Es ist mir eine Herzensangelegenheit diejenigen Jugendlichen auszubilden, die nicht in der ersten Reihen stehen. Wir sind seit 85 Jahren ein Familienbetrieb und ich persönlich habe auf mehr griechischen Hochzeiten von Mitarbeitern getanzt wie auf deutschen. Am Standort Stuttgart arbeiten wir zurzeit mit einer 45 köpfigen Belegschaft u. a. aus Türken, Griechen, Spanier, Bosnier, Kroaten, Mazedonier, Italiener, Äthiopier, Somalier und Deutschen, darunter 12 Auszubildende. Bei 60 % Migrationshintergrund steht uns ein echter Sprachreichtum unserer Mitarbeiter zur Verfügung. Eine Ressource, die unsere Kundschaft zu würdigen weiß.

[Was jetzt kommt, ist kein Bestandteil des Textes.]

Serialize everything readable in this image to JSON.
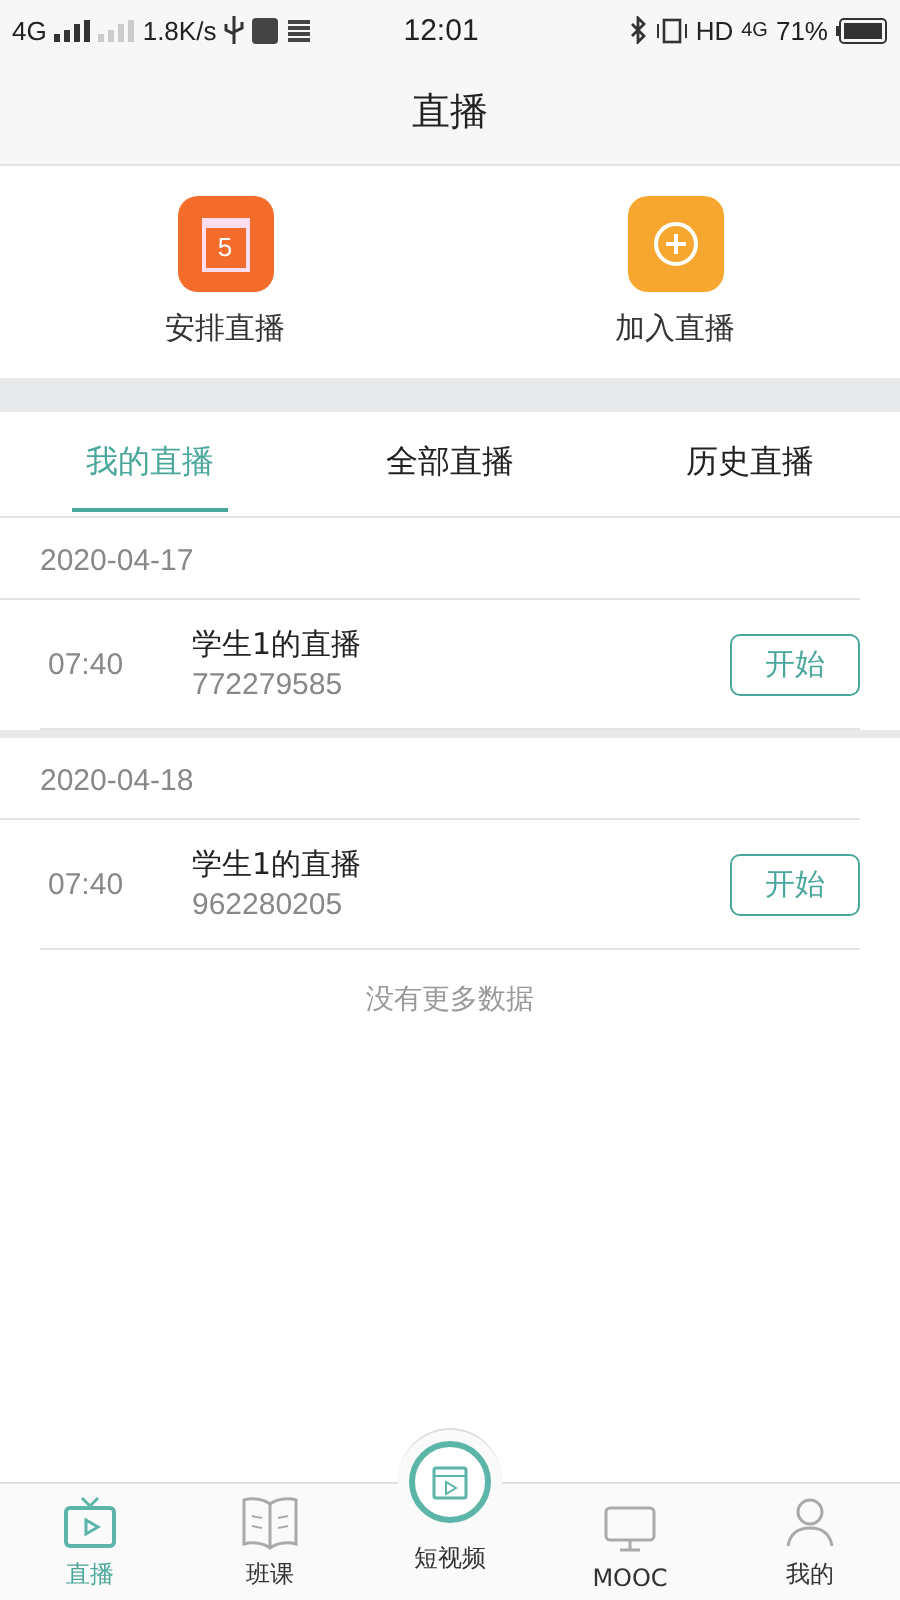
{
  "status_bar": {
    "network": "4G",
    "speed": "1.8K/s",
    "time": "12:01",
    "hd": "HD",
    "network2": "4G",
    "battery": "71%"
  },
  "header": {
    "title": "直播"
  },
  "actions": [
    {
      "kind": "calendar",
      "label": "安排直播",
      "icon_text": "5"
    },
    {
      "kind": "join",
      "label": "加入直播"
    }
  ],
  "tabs": [
    {
      "label": "我的直播",
      "selected": true
    },
    {
      "label": "全部直播",
      "selected": false
    },
    {
      "label": "历史直播",
      "selected": false
    }
  ],
  "groups": [
    {
      "date": "2020-04-17",
      "items": [
        {
          "time": "07:40",
          "title": "学生1的直播",
          "id": "772279585",
          "button": "开始"
        }
      ]
    },
    {
      "date": "2020-04-18",
      "items": [
        {
          "time": "07:40",
          "title": "学生1的直播",
          "id": "962280205",
          "button": "开始"
        }
      ]
    }
  ],
  "footer_note": "没有更多数据",
  "nav": [
    {
      "kind": "tv",
      "label": "直播",
      "selected": true
    },
    {
      "kind": "book",
      "label": "班课",
      "selected": false
    },
    {
      "kind": "video",
      "label": "短视频",
      "selected": false
    },
    {
      "kind": "monitor",
      "label": "MOOC",
      "selected": false
    },
    {
      "kind": "person",
      "label": "我的",
      "selected": false
    }
  ]
}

Was macht das anonyme Bewerbungsformat für Sie so erfolgreich?
Neben der Vielfalt erreichen wir Jugendliche, die sich in irgendeiner Weise benachteiligt fühlen. Herkunft, Schulnoten, mangelnde Deutschkenntnisse können solche Gründe sein. Ebenso auch ein mangelndes Selbstwertgefühl, sie fühlen sich vielleicht zu dick oder zu dünn oder nicht „schlau“ genug.
Für diese jungen Menschen bauen wir mit dem anonymen Formular Hemmschwelle ab und ermutigen sie, sich zu bewerben. Mit Erfolg, denn wir finden junge Talente die zu unserem Unternehmen passen und unsere Werte mittragen.

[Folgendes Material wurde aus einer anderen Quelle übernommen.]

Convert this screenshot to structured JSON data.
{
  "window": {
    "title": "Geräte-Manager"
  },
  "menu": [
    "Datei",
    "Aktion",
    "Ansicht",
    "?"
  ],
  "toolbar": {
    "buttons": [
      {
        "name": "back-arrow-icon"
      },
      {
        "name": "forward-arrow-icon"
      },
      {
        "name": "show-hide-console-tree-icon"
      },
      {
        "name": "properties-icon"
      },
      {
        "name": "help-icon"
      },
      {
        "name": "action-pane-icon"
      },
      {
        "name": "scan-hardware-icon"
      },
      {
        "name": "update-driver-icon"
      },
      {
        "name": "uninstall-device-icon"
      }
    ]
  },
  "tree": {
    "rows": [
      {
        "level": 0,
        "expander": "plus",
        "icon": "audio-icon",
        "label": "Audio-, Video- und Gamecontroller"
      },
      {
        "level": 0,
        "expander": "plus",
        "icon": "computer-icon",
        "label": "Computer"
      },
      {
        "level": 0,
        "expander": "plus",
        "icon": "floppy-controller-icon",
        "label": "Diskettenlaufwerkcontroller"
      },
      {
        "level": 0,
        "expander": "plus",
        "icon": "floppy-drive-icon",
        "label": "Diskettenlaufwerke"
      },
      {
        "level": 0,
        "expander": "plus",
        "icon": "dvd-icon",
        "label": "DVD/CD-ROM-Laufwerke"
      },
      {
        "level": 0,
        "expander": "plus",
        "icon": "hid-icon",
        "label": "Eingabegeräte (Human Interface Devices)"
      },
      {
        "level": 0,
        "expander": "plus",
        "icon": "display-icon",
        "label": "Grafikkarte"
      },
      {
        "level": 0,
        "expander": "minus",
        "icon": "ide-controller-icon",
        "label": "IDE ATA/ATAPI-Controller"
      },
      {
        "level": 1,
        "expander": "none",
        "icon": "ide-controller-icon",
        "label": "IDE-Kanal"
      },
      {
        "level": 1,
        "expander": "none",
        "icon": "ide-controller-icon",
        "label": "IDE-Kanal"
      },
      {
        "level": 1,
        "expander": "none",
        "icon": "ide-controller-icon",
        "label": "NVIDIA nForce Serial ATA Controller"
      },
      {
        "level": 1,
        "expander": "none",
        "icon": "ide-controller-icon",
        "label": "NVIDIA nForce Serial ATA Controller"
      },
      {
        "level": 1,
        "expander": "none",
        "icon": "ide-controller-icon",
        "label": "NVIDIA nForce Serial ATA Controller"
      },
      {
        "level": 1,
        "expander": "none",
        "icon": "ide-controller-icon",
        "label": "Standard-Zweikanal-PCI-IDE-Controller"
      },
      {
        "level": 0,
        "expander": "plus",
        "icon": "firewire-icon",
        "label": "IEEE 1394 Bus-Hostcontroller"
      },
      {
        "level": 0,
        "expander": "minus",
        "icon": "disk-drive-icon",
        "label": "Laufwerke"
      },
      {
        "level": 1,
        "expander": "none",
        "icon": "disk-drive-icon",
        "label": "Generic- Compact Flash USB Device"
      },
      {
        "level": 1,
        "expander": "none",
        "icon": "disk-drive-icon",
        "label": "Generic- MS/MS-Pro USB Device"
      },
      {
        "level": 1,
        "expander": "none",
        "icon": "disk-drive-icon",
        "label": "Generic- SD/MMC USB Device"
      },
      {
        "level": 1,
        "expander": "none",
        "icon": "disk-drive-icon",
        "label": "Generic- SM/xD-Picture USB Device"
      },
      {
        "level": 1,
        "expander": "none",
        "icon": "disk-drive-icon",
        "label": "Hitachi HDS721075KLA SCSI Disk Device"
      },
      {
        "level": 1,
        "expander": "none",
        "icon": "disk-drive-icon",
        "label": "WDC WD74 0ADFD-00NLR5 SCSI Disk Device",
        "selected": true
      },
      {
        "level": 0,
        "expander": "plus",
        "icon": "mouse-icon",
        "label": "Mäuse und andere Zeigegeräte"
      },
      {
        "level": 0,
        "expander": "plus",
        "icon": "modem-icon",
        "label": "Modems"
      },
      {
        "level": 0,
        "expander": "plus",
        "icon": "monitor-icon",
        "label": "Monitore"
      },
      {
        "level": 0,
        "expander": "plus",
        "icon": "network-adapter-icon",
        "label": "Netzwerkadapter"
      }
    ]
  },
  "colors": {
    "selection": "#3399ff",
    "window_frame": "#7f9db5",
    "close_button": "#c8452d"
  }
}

Was hat sich verändert zu früher?
Das standardisierte Formular erhält Auswahlkriterien, die auf unser Unternehmen zuschnitten ist. Es ermöglicht eine schnelle zielgerichtete Vergleichbarkeit der Bewerber und trennt die Spreu vom Weizen.

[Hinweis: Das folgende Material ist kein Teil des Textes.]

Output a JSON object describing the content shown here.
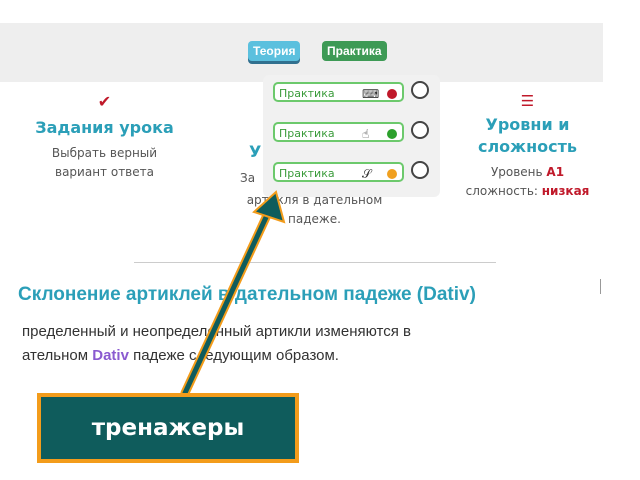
{
  "topbar": {
    "tabs": [
      {
        "label": "Теория"
      },
      {
        "label": "Практика"
      }
    ]
  },
  "columns": {
    "tasks": {
      "title": "Задания урока",
      "desc_line1": "Выбрать верный",
      "desc_line2": "вариант ответа"
    },
    "middle": {
      "title_partial": "У",
      "desc_prefix": "За",
      "desc_line2": "артикля в дательном",
      "desc_line3": "падеже."
    },
    "levels": {
      "title_line1": "Уровни и",
      "title_line2": "сложность",
      "level_prefix": "Уровень ",
      "level_value": "A1",
      "complexity_prefix": "сложность: ",
      "complexity_value": "низкая"
    }
  },
  "dropdown": {
    "items": [
      {
        "label": "Практика",
        "icon": "keyboard-icon",
        "symbol": "⌨",
        "dot_color": "#c0192a"
      },
      {
        "label": "Практика",
        "icon": "hand-pointer-icon",
        "symbol": "☝",
        "dot_color": "#2ca02c"
      },
      {
        "label": "Практика",
        "icon": "ear-icon",
        "symbol": "𝒮",
        "dot_color": "#f0a020"
      }
    ]
  },
  "lesson": {
    "heading": "Склонение артиклей в дательном падеже (Dativ)",
    "para_line1": "пределенный и неопределенный артикли изменяются в",
    "para_line2_prefix": "ательном ",
    "para_line2_highlight": "Dativ",
    "para_line2_suffix": " падеже следующим образом."
  },
  "callout": {
    "label": "тренажеры"
  },
  "colors": {
    "accent": "#2b9fb8",
    "callout_bg": "#0f5c5c",
    "callout_border": "#f39c1b",
    "practice_green": "#6cc96c"
  }
}
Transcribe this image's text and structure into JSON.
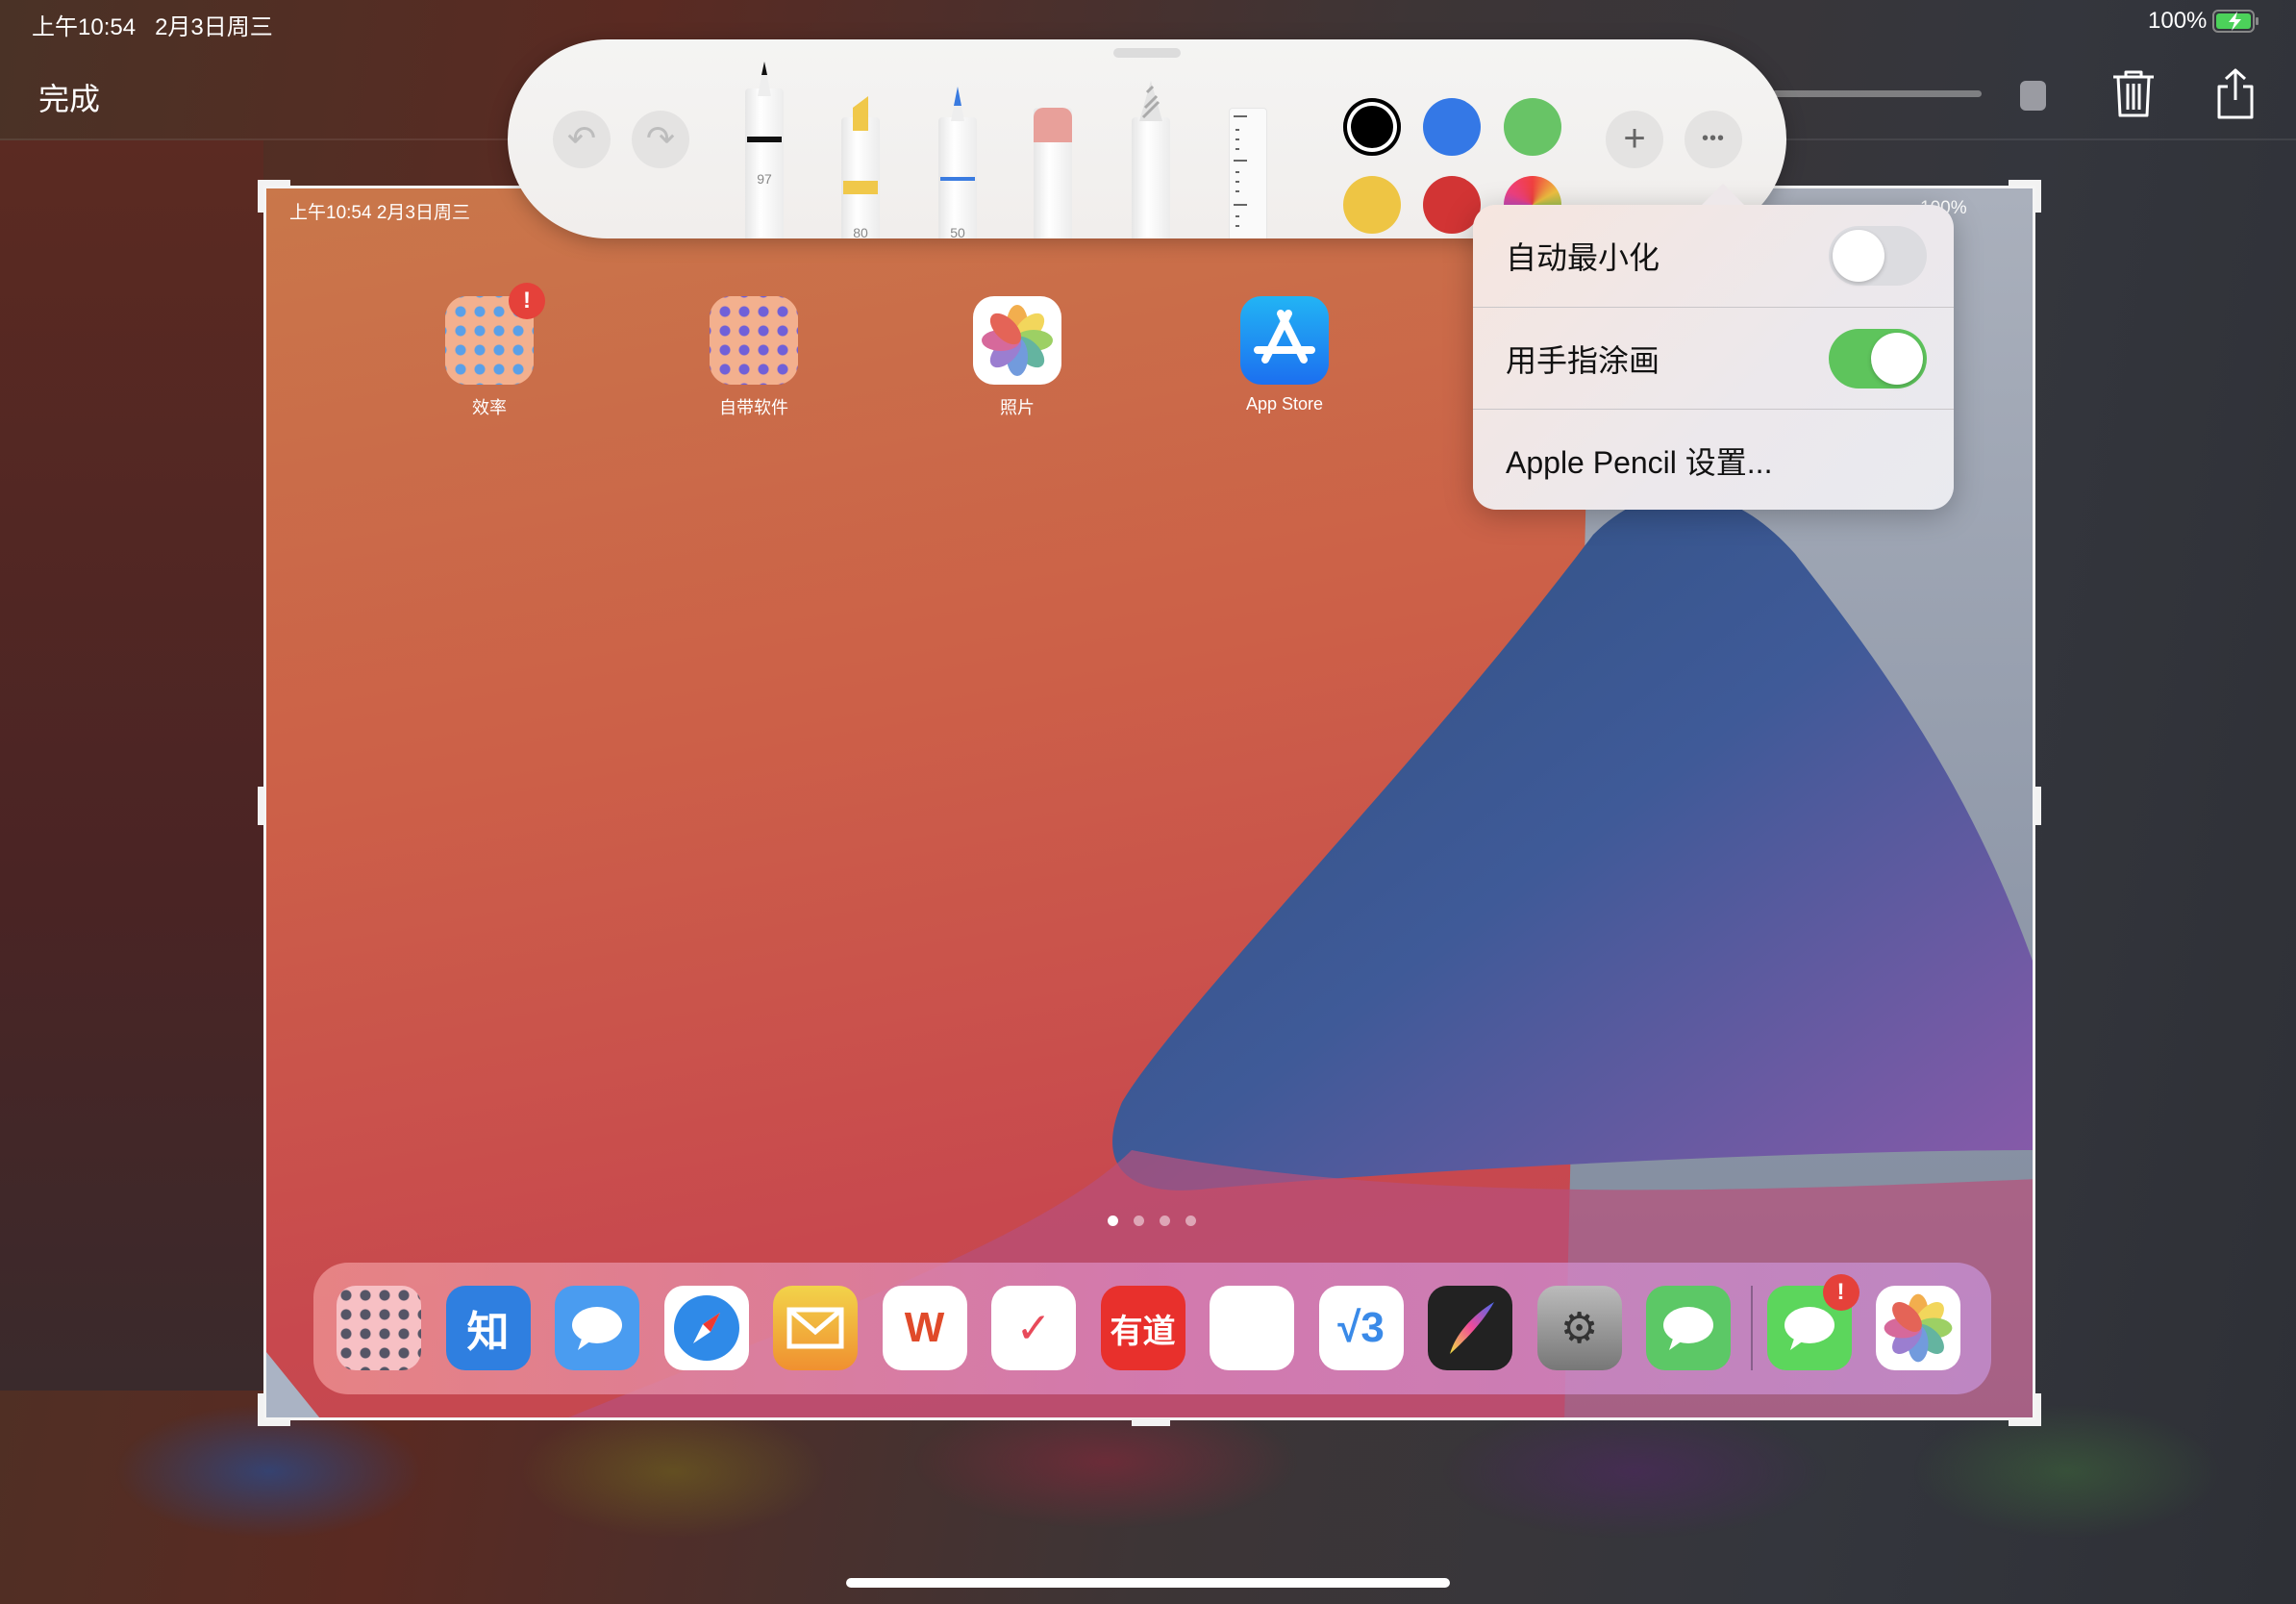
{
  "status_bar": {
    "time": "上午10:54",
    "date": "2月3日周三",
    "battery": "100%",
    "battery_level": 1.0,
    "charging": true
  },
  "nav": {
    "done_label": "完成",
    "icons": [
      "slider",
      "square",
      "trash-icon",
      "share-icon"
    ]
  },
  "toolbar": {
    "undo_icon": "undo-icon",
    "redo_icon": "redo-icon",
    "tools": [
      {
        "name": "pen",
        "width_label": "97",
        "color": "#111111"
      },
      {
        "name": "highlighter",
        "width_label": "80",
        "color": "#f0c84a"
      },
      {
        "name": "pencil",
        "width_label": "50",
        "color": "#3a7be0"
      },
      {
        "name": "eraser",
        "width_label": "",
        "color": "#e8a09a"
      },
      {
        "name": "lasso",
        "width_label": "",
        "color": "#cccccc"
      },
      {
        "name": "ruler",
        "width_label": "",
        "color": "#ffffff"
      }
    ],
    "colors": [
      "#000000",
      "#3478e6",
      "#68c466",
      "#eec544",
      "#d23434",
      "multicolor"
    ],
    "selected_color": "#000000",
    "add_label": "+",
    "more_label": "•••"
  },
  "menu": {
    "items": [
      {
        "label": "自动最小化",
        "toggle": false
      },
      {
        "label": "用手指涂画",
        "toggle": true
      },
      {
        "label": "Apple Pencil 设置..."
      }
    ],
    "toggle_on_color": "#5ec45c"
  },
  "screenshot": {
    "status": "上午10:54   2月3日周三",
    "battery": "100%",
    "apps": [
      {
        "label": "效率",
        "badge": "!"
      },
      {
        "label": "自带软件"
      },
      {
        "label": "照片"
      },
      {
        "label": "App Store"
      }
    ],
    "page_count": 4,
    "current_page": 1,
    "dock": [
      {
        "name": "folder",
        "glyph": ""
      },
      {
        "name": "zhihu",
        "glyph": "知"
      },
      {
        "name": "chat-app",
        "glyph": ""
      },
      {
        "name": "safari",
        "glyph": ""
      },
      {
        "name": "mail",
        "glyph": ""
      },
      {
        "name": "wps",
        "glyph": "W"
      },
      {
        "name": "ticktick",
        "glyph": "✓"
      },
      {
        "name": "youdao",
        "glyph": "有道"
      },
      {
        "name": "notes-pen",
        "glyph": ""
      },
      {
        "name": "v3",
        "glyph": "√3"
      },
      {
        "name": "procreate",
        "glyph": ""
      },
      {
        "name": "settings",
        "glyph": "⚙"
      },
      {
        "name": "wechat",
        "glyph": ""
      },
      {
        "name": "messages",
        "glyph": "",
        "badge": "!"
      },
      {
        "name": "photos",
        "glyph": ""
      }
    ]
  }
}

Beispielsweise signalisiert das Motivationsschreiben des Interessenten, wie wichtig diese Bewerbung für ihn oder sie ist. Zudem suchen wir Persönlichkeiten, die die notwendige Sensibilität für den Kundenkontakt mitbringen und idealerweise ihre Sprache sprechen. Eine ehrenamtliche Tätigkeit zeigt solch ein soziales verantwortliches Verhalten.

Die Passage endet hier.